0
votes

Major Edit: I decided to rewrite this question since my original was poorly put. I will leave the original question below to maintain a record. Basically, I need to do Fisher's Test on tables as big as 4 x 5 with around 200 observations. It turns out that this is often a major computational challenge as explained here (I think, I can't follow it completely). As I use both R and Stata I will frame the question for both with some made-up data.

Stata:

    tabi 1 13 3 27 46 \ 25 0 2 5 3 \ 22 2 0 3 0 \ 19 34 3 8 1 , exact(10)

You can increase exact() to 1000 max (but it will take maybe a day before returning an error).

R:

    Job <- matrix(c(1,13,3,27,46, 25,0,2,5,3, 22,2,0,3,0, 19,34,3,8,1), 4, 5,
         dimnames = list(income = c("< 15k", "15-25k", "25-40k", ">40k"),
         satisfaction = c("VeryD", "LittleD", "ModerateS", "VeryS", "exstatic")))
    fisher.test(Job)

For me, at least, it errors out on both programs. So the question is how to do this calculation on either Stata or R?

Original Question: I have Stata and R to play with. I have a dataset with various categorical variables, some of which have multiple categories. Therefore I'd like to do Fisher's exact test with more than 2 x 2 categories i.e. apply Fisher's to a 2 x 6 table or a 4 x 4 table.

Can this be done with either R or Stata ?
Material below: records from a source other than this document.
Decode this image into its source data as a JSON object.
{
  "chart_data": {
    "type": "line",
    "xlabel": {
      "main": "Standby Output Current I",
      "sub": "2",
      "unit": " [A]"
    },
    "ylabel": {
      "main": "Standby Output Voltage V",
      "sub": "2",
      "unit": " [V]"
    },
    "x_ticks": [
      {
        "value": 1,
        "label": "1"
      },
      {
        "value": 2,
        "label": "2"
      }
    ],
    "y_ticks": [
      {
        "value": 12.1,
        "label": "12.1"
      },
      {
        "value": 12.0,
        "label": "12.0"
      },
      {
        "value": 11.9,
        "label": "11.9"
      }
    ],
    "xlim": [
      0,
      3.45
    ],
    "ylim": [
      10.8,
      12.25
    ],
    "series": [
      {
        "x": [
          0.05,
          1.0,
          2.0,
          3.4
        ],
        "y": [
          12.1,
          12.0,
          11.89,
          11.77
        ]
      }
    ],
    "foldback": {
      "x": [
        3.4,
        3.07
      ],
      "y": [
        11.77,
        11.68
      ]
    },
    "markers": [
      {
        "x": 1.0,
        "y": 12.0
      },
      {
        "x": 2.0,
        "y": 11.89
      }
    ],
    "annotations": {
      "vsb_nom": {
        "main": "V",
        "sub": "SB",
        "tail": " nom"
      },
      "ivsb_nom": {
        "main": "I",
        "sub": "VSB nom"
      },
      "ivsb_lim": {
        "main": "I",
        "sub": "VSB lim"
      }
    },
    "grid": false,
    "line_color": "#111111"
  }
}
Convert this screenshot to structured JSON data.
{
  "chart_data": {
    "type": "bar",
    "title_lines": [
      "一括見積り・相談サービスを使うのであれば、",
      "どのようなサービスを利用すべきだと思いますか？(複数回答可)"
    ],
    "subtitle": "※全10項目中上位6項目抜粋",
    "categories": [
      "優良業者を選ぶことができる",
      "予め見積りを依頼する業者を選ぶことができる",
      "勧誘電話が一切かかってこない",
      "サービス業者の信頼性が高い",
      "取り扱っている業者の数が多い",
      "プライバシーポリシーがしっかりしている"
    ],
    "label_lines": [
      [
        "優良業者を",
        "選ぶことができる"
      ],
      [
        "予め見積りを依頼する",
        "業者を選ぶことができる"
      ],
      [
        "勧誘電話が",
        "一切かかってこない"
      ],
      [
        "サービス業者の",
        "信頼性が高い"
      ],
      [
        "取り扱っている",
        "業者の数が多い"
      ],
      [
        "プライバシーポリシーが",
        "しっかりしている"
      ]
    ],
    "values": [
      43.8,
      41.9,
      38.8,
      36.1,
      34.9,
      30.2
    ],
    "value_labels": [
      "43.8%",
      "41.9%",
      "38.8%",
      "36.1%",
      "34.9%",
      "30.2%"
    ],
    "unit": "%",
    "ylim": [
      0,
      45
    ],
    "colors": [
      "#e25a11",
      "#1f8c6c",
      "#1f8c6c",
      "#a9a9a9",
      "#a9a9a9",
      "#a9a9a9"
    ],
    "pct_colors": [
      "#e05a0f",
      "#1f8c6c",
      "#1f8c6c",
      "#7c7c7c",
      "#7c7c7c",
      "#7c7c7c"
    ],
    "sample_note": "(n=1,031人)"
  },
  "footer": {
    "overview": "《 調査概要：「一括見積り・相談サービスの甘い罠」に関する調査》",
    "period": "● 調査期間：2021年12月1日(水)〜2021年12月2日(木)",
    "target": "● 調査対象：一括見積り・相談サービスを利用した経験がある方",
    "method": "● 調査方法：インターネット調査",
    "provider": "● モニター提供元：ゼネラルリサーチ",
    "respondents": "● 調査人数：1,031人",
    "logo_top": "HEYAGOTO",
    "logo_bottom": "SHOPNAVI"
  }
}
Edit: whilst this can be done in Stata - it will not work for my dataset as I have too many categories. Stata goes through endless iterations and even being left for a day or more does not produce a solution.

My question is really - can R do this, and can it do it quickly ?

2
How big is your table remains a key detail.Nick Cox
Yes you are correct - just checking that now. n = 191, category 1 has 4 divisons, category 2 has 5. This is one that absolutely would not work for me. After about a day and a half it returned an error saying too many valuesuser2498193
This gets more puzzling. I see no reason why that strains Stata. Can you post the data?Nick Cox
Ah...I can't really (confidentiality reasons). My understanding is that it is just a raw processing power thingy - each time you add a category you exponentially increase the number of possible distributions of the observations and even at 4 x 5 and n = 191 its heavy duty calcutationuser2498193
I got instantaneous response to tabi 2 2 2 2 2 \ 13 13 13 13 13 \ 4 4 4 4 4 \ 20 20 20 20 20 , exact. That's not a proof but it's a counterexample to the idea that 4 x 5 (with n about 200) tables are necessarily problematic. I wonder if your memory request makes things worse.Nick Cox

2 Answers

5
votes

Have you studied the documentation of R function fisher.test? Quoting from help("fisher.test"):

For 2 by 2 cases, p-values are obtained directly using the (central or non-central) hypergeometric distribution. Otherwise, computations are based on a C version of the FORTRAN subroutine FEXACT which implements the network developed by Mehta and Patel (1986) and improved by Clarkson, Fan and Joe (1993).

This is an example given in the documentation:

Job <- matrix(c(1,2,1,0, 3,3,6,1, 10,10,14,9, 6,7,12,11), 4, 4,
              dimnames = list(income = c("< 15k", "15-25k", "25-40k", "> 40k"),
                              satisfaction = c("VeryD", "LittleD", "ModerateS", "VeryS")))
fisher.test(Job)

# Fisher's Exact Test for Count Data
# 
# data:  Job
# p-value = 0.7827
# alternative hypothesis: two.sided
3
votes

As far as Stata is concerned, your original statement was totally incorrect. search fisher leads quickly to help tabulate twoway and

  • the help for the exact option explains that it may be applied to r x c as well as to 2 x 2 tables

  • the very first example in the same place of Fisher's exact test underlines that Stata is not limited to 2 x 2 tables.

It's a minimal expectation anywhere on this site that you try to read basic documentation. Please!